Neste meu rio de vida, de ladeiras, nesta encruzilhada onde “cada ribanceira é uma nação”. Nesta terceira margem, sigo em frente à minha maneira aguardando a “noite da grande Fogueira desvairada”. À minha maneira, os meus argumentos carregam “carradas de razão”! São Sebastião crivado, abri minha visão das coisas antes do trem estacionar naquela derradeira estação!

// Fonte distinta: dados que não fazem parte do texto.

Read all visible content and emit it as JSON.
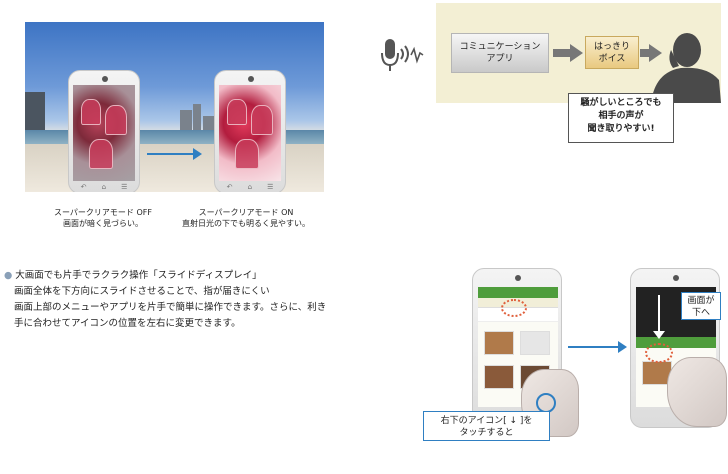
{
  "clear_mode": {
    "off_caption": [
      "スーパークリアモード OFF",
      "画面が暗く見づらい。"
    ],
    "on_caption": [
      "スーパークリアモード ON",
      "直射日光の下でも明るく見やすい。"
    ]
  },
  "voice": {
    "comm_app_label": [
      "コミュニケーション",
      "アプリ"
    ],
    "clear_voice_label": [
      "はっきり",
      "ボイス"
    ],
    "callout": [
      "騒がしいところでも",
      "相手の声が",
      "聞き取りやすい!"
    ]
  },
  "slide_display": {
    "lines": [
      "大画面でも片手でラクラク操作「スライドディスプレイ」",
      "画面全体を下方向にスライドさせることで、指が届きにくい",
      "画面上部のメニューやアプリを片手で簡単に操作できます。さらに、利き",
      "手に合わせてアイコンの位置を左右に変更できます。"
    ],
    "touch_label": [
      "右下のアイコン[ ↓ ]を",
      "タッチすると"
    ],
    "slide_label": [
      "画面が",
      "下へ"
    ]
  },
  "colors": {
    "accent_blue": "#2f7fc2",
    "panel_cream": "#f3efd4",
    "highlight_gold": "#e9c980"
  }
}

Mas antes, deixe eu baldear naquelas cidades, e um pouco mais ainda nesta! Me deixe um pouco mais ter voz ativa, em minha palheta de cores mandar, antes que aquela roda-viva-carregue-meu-destino-pra-lá… Onda se formando na beira da praia… Na beira da praia estarei daqui a poucos dias naquela cidade-ilha ouvindo as batidas do meu coração que nasceu em outro canto e por isso seu ritmo é em redondilhas de sete sílabas poéticas dos cordéis de meu Caruaru. Como estas aqui:
“O meu pai era paulista
Meu avô, pernambucano
O meu bisavô, mineiro
Meu tataravô, baiano
Meu maestro soberano
Foi Antonio Brasileiro.
Foi Antonio Brasileiro
Quem soprou esta toada
Que cobri de redondilhas
Pra seguir minha jornada
E com a vista enevoada
Ver o inferno e maravilhas.
Nessas tortuosas trilhas
A viola me redime
Creia, ilustre cavalheiro
Contra fel, moléstia, crime
Use Dorival Caymmi
Vá de Jackson do Pandeiro!
Vi cidades, vi dinheiro
Bandoleiros, vi hospícios
Moças feito passarinho
Avoando de edifícios
Fume Ari, cheire Vinícius
Beba Nelson Cavaquinho!
Para um coração mesquinho
Contra a solidão agreste
Luiz Gonzaga é tiro certo
Pixinguinha é inconteste
Tome Noel, Cartola, Orestes
Caetano e João Gilberto…
Viva Erasmo, Ben, Roberto
Gil e Hermeto, palmas para
Todos os instrumentistas
Salve Edu, Bituca, Nara
Gal, Bethania, Rita, Clara
Evoé, jovens à vista!
O meu pai era paulista
Meu avô, pernambucano
O meu bisavô, mineiro
Meu tataravô, baiano
Vou na estrada há muitos anos
Sou um artista brasileiro!”
Evoé, Chico Buarque de Holanda!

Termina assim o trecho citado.